Художник рассказал также, что хозяйка достаточно покладистая и добрая женщина, но вот слегка повредилась, как говорится, после того, как от нее ушел муж — он присмотрел себе в Долгом Логу подружку и перебрался к ней, бросив все и от всего отвернувшись, — от собственного дома, ребенка и привычных дел, — и даже не заглядывает. А хозяйка не может успокоиться: ездит по судам да по знахаркам, подкарауливает бывшего мужа и его новую жену, затевает скандалы, раз даже их дом поджечь пыталась. И все это, сказал художник, и называется жизнь, и бедную женщину можно лишь пожалеть.

— Так что вам совершенно правильно показали: дом свободный, просторный, чистый. И хозяева сегодня здесь мы с вами.

Художник говорил еще долго: о себе и своем городе, о жителях Рощей, о местных порядках и обычаях, о ландшафте, видах, перспективах и темах. Ему здесь нравилось. И когда он умолк, то Жану показалось неудобным тоже молчать, приличия требовали, чтобы и он о себе рассказал — в ответ на такой подробный и откровенный рассказ художника. И Жан рассказал про Казахстан, про степи и горы, про лютые бураны и нестерпимый зной, про приятеля, который родом из здешних краев, а теперь живет на родине Жана; он, этот приятель, и посоветовал ему прокатиться сюда, где настоящая тайга — он мог часами говорить о тайге. И Жан внял совету, и вот почему. Ну, во-первых, интересно, конечно, посмотреть места, в которых никогда не бывал, тем более места, в названии и свойствах которых имеется нечто экзотическое, а для южного человека в слове «тайга» именно это и имеется. А во-вторых, поскольку Жан является студентом консерватории (вокальное отделение) и у него немножко не в порядке с горлом, то полезно, как ему посоветовали, подышать таежным воздухом, богатым фитонцидами, пожить на таежной пасеке, поесть таежного меда и попить разных настоев лекарственных трав, которых здесь, как утверждают, изобилие. Так Жан очутился в Рощах. Он сегодня переночует здесь, а завтра отправится в Макарове — там, говорят, очень просто с жильем.

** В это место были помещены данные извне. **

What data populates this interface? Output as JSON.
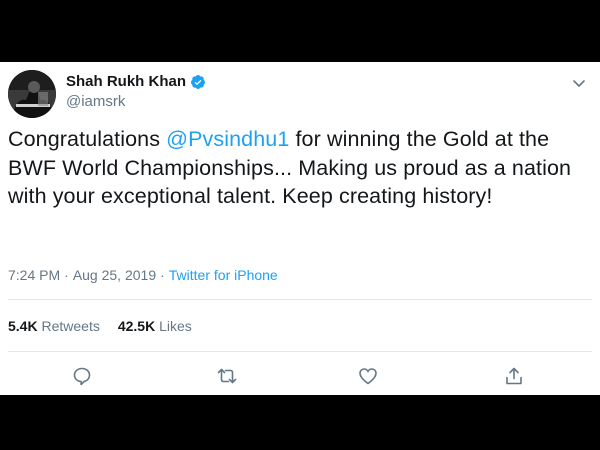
{
  "tweet": {
    "author": {
      "name": "Shah Rukh Khan",
      "handle": "@iamsrk",
      "verified": true
    },
    "text": {
      "before": "Congratulations ",
      "mention": "@Pvsindhu1",
      "after": " for winning the Gold at the BWF World Championships... Making us proud as a nation with your exceptional talent. Keep creating history!"
    },
    "time": "7:24 PM",
    "separator": "·",
    "date": "Aug 25, 2019",
    "source": "Twitter for iPhone",
    "retweets_count": "5.4K",
    "retweets_label": "Retweets",
    "likes_count": "42.5K",
    "likes_label": "Likes"
  },
  "icons": {
    "verified": "verified-badge-icon",
    "caret": "chevron-down-icon",
    "reply": "reply-icon",
    "retweet": "retweet-icon",
    "like": "heart-icon",
    "share": "share-icon"
  },
  "colors": {
    "accent": "#1da1f2",
    "text": "#14171a",
    "muted": "#657786",
    "divider": "#e1e8ed",
    "letterbox": "#000000"
  }
}
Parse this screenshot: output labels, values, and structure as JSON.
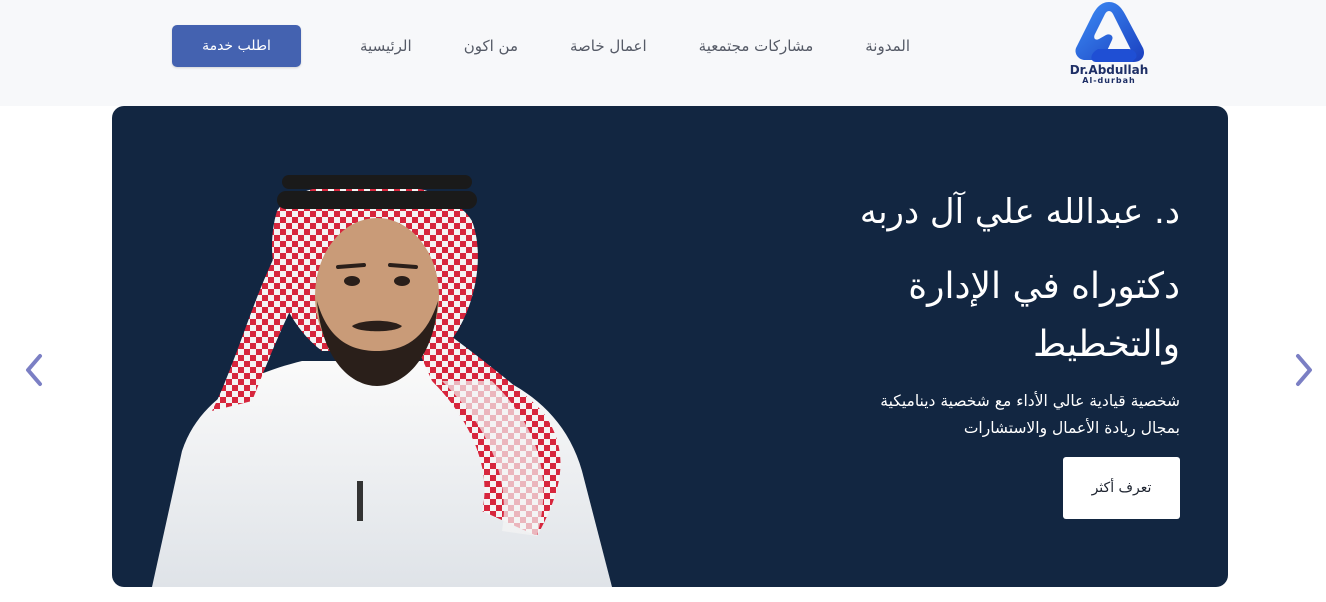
{
  "header": {
    "logo": {
      "name": "Dr.Abdullah",
      "sub": "Al-durbah"
    },
    "nav": [
      {
        "id": "home",
        "label": "الرئيسية"
      },
      {
        "id": "about",
        "label": "من اكون"
      },
      {
        "id": "private-works",
        "label": "اعمال خاصة"
      },
      {
        "id": "community",
        "label": "مشاركات مجتمعية"
      },
      {
        "id": "blog",
        "label": "المدونة"
      }
    ],
    "cta_label": "اطلب خدمة"
  },
  "hero": {
    "title": "د. عبدالله علي آل دربه",
    "subtitle_line1": "دكتوراه في الإدارة",
    "subtitle_line2": "والتخطيط",
    "desc_line1": "شخصية قيادية عالي الأداء مع شخصية ديناميكية",
    "desc_line2": "بمجال ريادة الأعمال والاستشارات",
    "button_label": "تعرف أكثر"
  },
  "colors": {
    "hero_bg": "#122641",
    "accent": "#4462b0",
    "arrow": "#7b7fc4",
    "header_bg": "#f7f8fa"
  },
  "icons": {
    "prev": "chevron-left-icon",
    "next": "chevron-right-icon"
  }
}
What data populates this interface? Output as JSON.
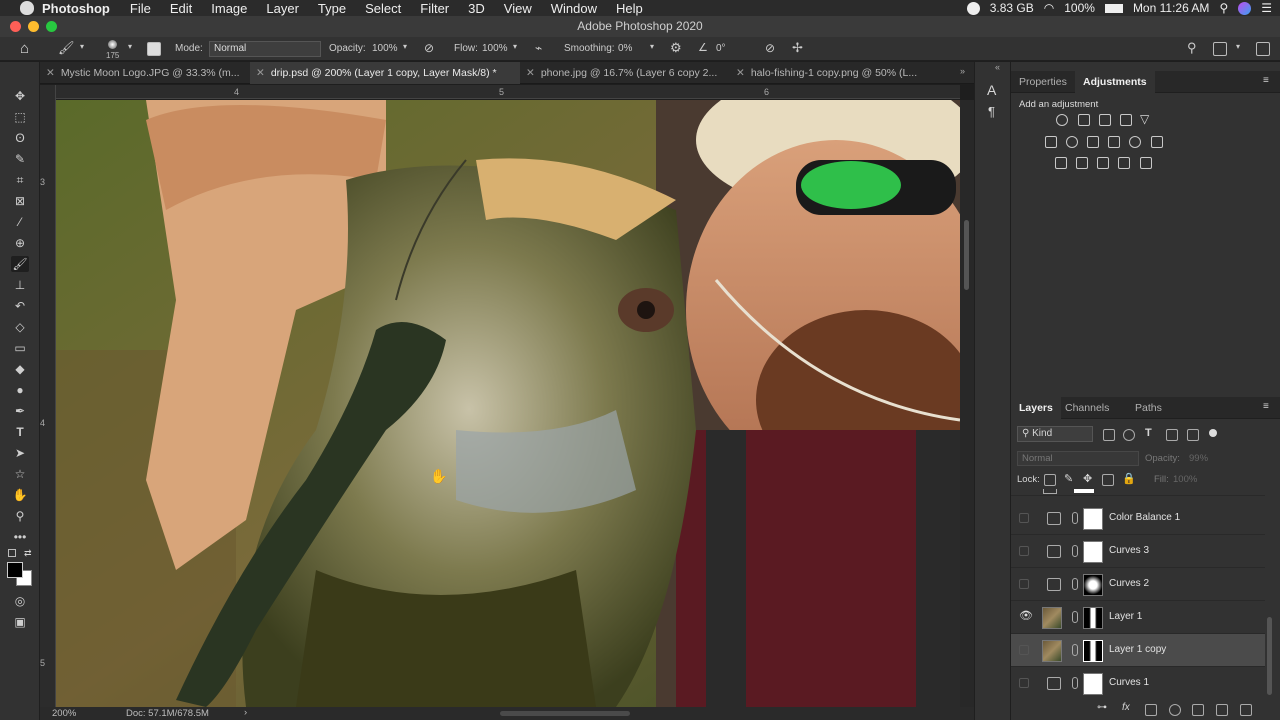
{
  "menubar": {
    "app": "Photoshop",
    "items": [
      "File",
      "Edit",
      "Image",
      "Layer",
      "Type",
      "Select",
      "Filter",
      "3D",
      "View",
      "Window",
      "Help"
    ],
    "memory": "3.83 GB",
    "battery": "100%",
    "clock": "Mon 11:26 AM"
  },
  "titlebar": {
    "title": "Adobe Photoshop 2020"
  },
  "options": {
    "brush_size": "175",
    "mode_label": "Mode:",
    "mode_value": "Normal",
    "opacity_label": "Opacity:",
    "opacity_value": "100%",
    "flow_label": "Flow:",
    "flow_value": "100%",
    "smoothing_label": "Smoothing:",
    "smoothing_value": "0%",
    "angle_value": "0°"
  },
  "tabs": [
    {
      "label": "Mystic Moon Logo.JPG @ 33.3% (m..."
    },
    {
      "label": "drip.psd @ 200% (Layer 1 copy, Layer Mask/8) *"
    },
    {
      "label": "phone.jpg @ 16.7% (Layer 6 copy 2..."
    },
    {
      "label": "halo-fishing-1 copy.png @ 50% (L..."
    }
  ],
  "rulers": {
    "h": [
      "4",
      "5",
      "6"
    ],
    "v": [
      "3",
      "4",
      "5"
    ]
  },
  "status": {
    "zoom": "200%",
    "doc": "Doc: 57.1M/678.5M"
  },
  "panels": {
    "top_tabs": [
      "Properties",
      "Adjustments"
    ],
    "adjust_hint": "Add an adjustment",
    "bottom_tabs": [
      "Layers",
      "Channels",
      "Paths"
    ],
    "filter_kind": "Kind",
    "blend_mode": "Normal",
    "opacity_label": "Opacity:",
    "opacity_value": "99%",
    "lock_label": "Lock:",
    "fill_label": "Fill:",
    "fill_value": "100%"
  },
  "layers": [
    {
      "name": "Color Balance 1",
      "type": "adjustment",
      "visible": false
    },
    {
      "name": "Curves 3",
      "type": "adjustment",
      "visible": false
    },
    {
      "name": "Curves 2",
      "type": "adjustment",
      "visible": false
    },
    {
      "name": "Layer 1",
      "type": "pixel",
      "visible": true
    },
    {
      "name": "Layer 1 copy",
      "type": "pixel",
      "visible": false,
      "selected": true
    },
    {
      "name": "Curves 1",
      "type": "adjustment",
      "visible": false
    }
  ]
}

Художник ответил, что насчет жилья толком не знает, но скорее всего так оно и есть: устроиться можно. А что касается здешних мест, то они действительно хороши («поразительно, что людей тянет к каким-то южным морям, где в сезон не протолкнуться»), и уж, конечно, целебных трав тут достаточно, просто мало кто в них толком разбирается, и чтобы найти действительно целебные и чтобы польза была, надо прежде всего поговорить с пожилыми женщинами — многие из них серьезно разбираются в данном предмете: от мамок и бабок по наследству перешло.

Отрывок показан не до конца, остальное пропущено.